In this method, a transparent thin film is formed at least in a dot mark forming region of a surface of a semiconductor wafer. The dot mark forming region is irradiated with a laser beam having a wavelength through the transparent thin film. The laser beam transmitted through the transparent thin film melts and deforms the dot mark forming region to form dot marks. At the same time, the heat which is generated when the mark forming region is melted is used to change the transparent thin film into the same shape as the dot marks without causing the destruction of the transparent thin film. The thin film protects the dot marks from the adhesion of melted splashing particles and ensures the visibility of the dot marks.
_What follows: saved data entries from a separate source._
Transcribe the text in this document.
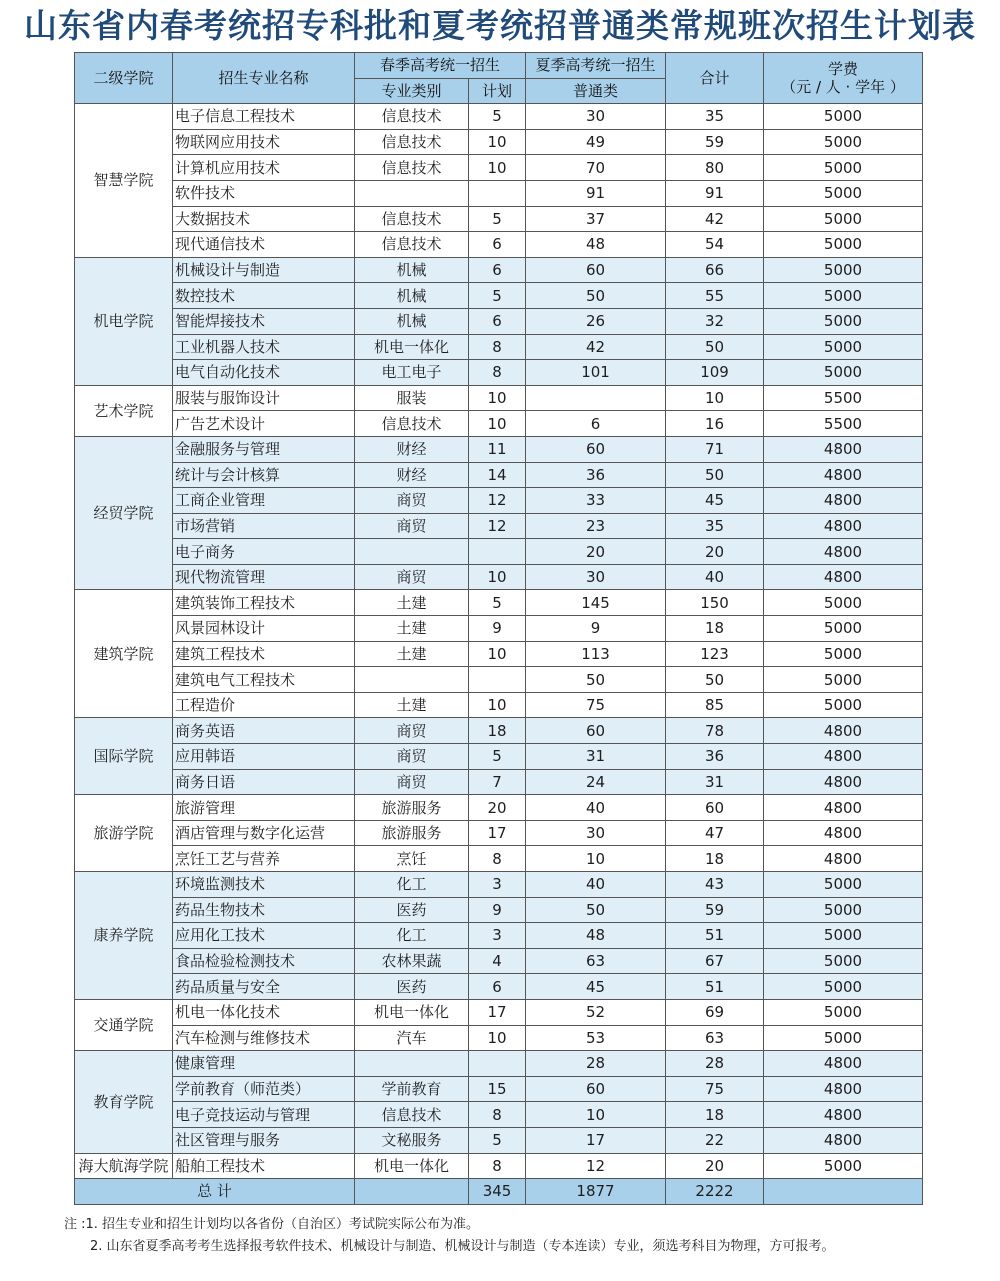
山东省内春考统招专科批和夏考统招普通类常规班次招生计划表
二级学院	招生专业名称	春季高考统一招生		夏季高考统一招生	合计	学费
（元 / 人 · 学年 ）

		专业类别	计划	普通类		
智慧学院	电子信息工程技术	信息技术	5	30	35	5000
	物联网应用技术	信息技术	10	49	59	5000
	计算机应用技术	信息技术	10	70	80	5000
	软件技术			91	91	5000
	大数据技术	信息技术	5	37	42	5000
	现代通信技术	信息技术	6	48	54	5000
机电学院	机械设计与制造	机械	6	60	66	5000
	数控技术	机械	5	50	55	5000
	智能焊接技术	机械	6	26	32	5000
	工业机器人技术	机电一体化	8	42	50	5000
	电气自动化技术	电工电子	8	101	109	5000
艺术学院	服装与服饰设计	服装	10		10	5500
	广告艺术设计	信息技术	10	6	16	5500
经贸学院	金融服务与管理	财经	11	60	71	4800
	统计与会计核算	财经	14	36	50	4800
	工商企业管理	商贸	12	33	45	4800
	市场营销	商贸	12	23	35	4800
	电子商务			20	20	4800
	现代物流管理	商贸	10	30	40	4800
建筑学院	建筑装饰工程技术	土建	5	145	150	5000
	风景园林设计	土建	9	9	18	5000
	建筑工程技术	土建	10	113	123	5000
	建筑电气工程技术			50	50	5000
	工程造价	土建	10	75	85	5000
国际学院	商务英语	商贸	18	60	78	4800
	应用韩语	商贸	5	31	36	4800
	商务日语	商贸	7	24	31	4800
旅游学院	旅游管理	旅游服务	20	40	60	4800
	酒店管理与数字化运营	旅游服务	17	30	47	4800
	烹饪工艺与营养	烹饪	8	10	18	4800
康养学院	环境监测技术	化工	3	40	43	5000
	药品生物技术	医药	9	50	59	5000
	应用化工技术	化工	3	48	51	5000
	食品检验检测技术	农林果蔬	4	63	67	5000
	药品质量与安全	医药	6	45	51	5000
交通学院	机电一体化技术	机电一体化	17	52	69	5000
	汽车检测与维修技术	汽车	10	53	63	5000
教育学院	健康管理			28	28	4800
	学前教育（师范类）	学前教育	15	60	75	4800
	电子竞技运动与管理	信息技术	8	10	18	4800
	社区管理与服务	文秘服务	5	17	22	4800
海大航海学院	船舶工程技术	机电一体化	8	12	20	5000
总 计			345	1877	2222	
注 :1. 招生专业和招生计划均以各省份（自治区）考试院实际公布为准。
2. 山东省夏季高考考生选择报考软件技术、机械设计与制造、机械设计与制造（专本连读）专业，须选考科目为物理，方可报考。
FIG. 5 shows another conventional marking apparatus to make a marking on a subject such as a semiconductor wafer using a laser beam having a Gaussian intensity distribution. A laser light source 1 emits a laser beam toward a galvano-mirror 2 which serves as an incident pupil. Galvano-mirror 2 includes a moveable coil (not shown) placed in a magnetic field. Flowing current generates an electromagnetic force according to an amount of the current, and rotates the moveable coil with a small reflective mirror attached to the axis thereof. The angle of the reflective mirror is adjustable by controlling the amount of the current. A laser beam reflected off galvano-mirror 2, is focused on a back surface of semiconductor wafer 4 using focus lens 3 (f-θ lens) so that dot marks are made. Depths of the dot marks are very deep, i.e., around 5 μm, so these dot marks are called hard marks. Even though an intensity of the laser beam is trying to be kept as minimum as possible so as not to damage the dot marks and make the dot marks connect to each other, semiconductor wafer 4 sometimes cracks or weakens owing to the laser beam. Moreover, making hard marks needs such a high intensity of a laser beam that semiconductor wafer 4 cannot help ablating, which contaminates an area around the hard marks, and/or deteriorates the flatness of the semiconductor wafer, which has a negative influence on the process of forming a transistor, in particular on lithography processes, on semiconductor wafer 4.
In order to avoid these problems, a soft marking method which uses a laser beam having a lower intensity is also known. However, the soft marking method forms a fusion mark of submicron scale, which deteriorates visibility of a soft mark.
It is desirable to provide a laser marking apparatus and method which makes a shallow marking with a good visibility because fine lithography in a semiconductor manufacturing process needs a flat wafer.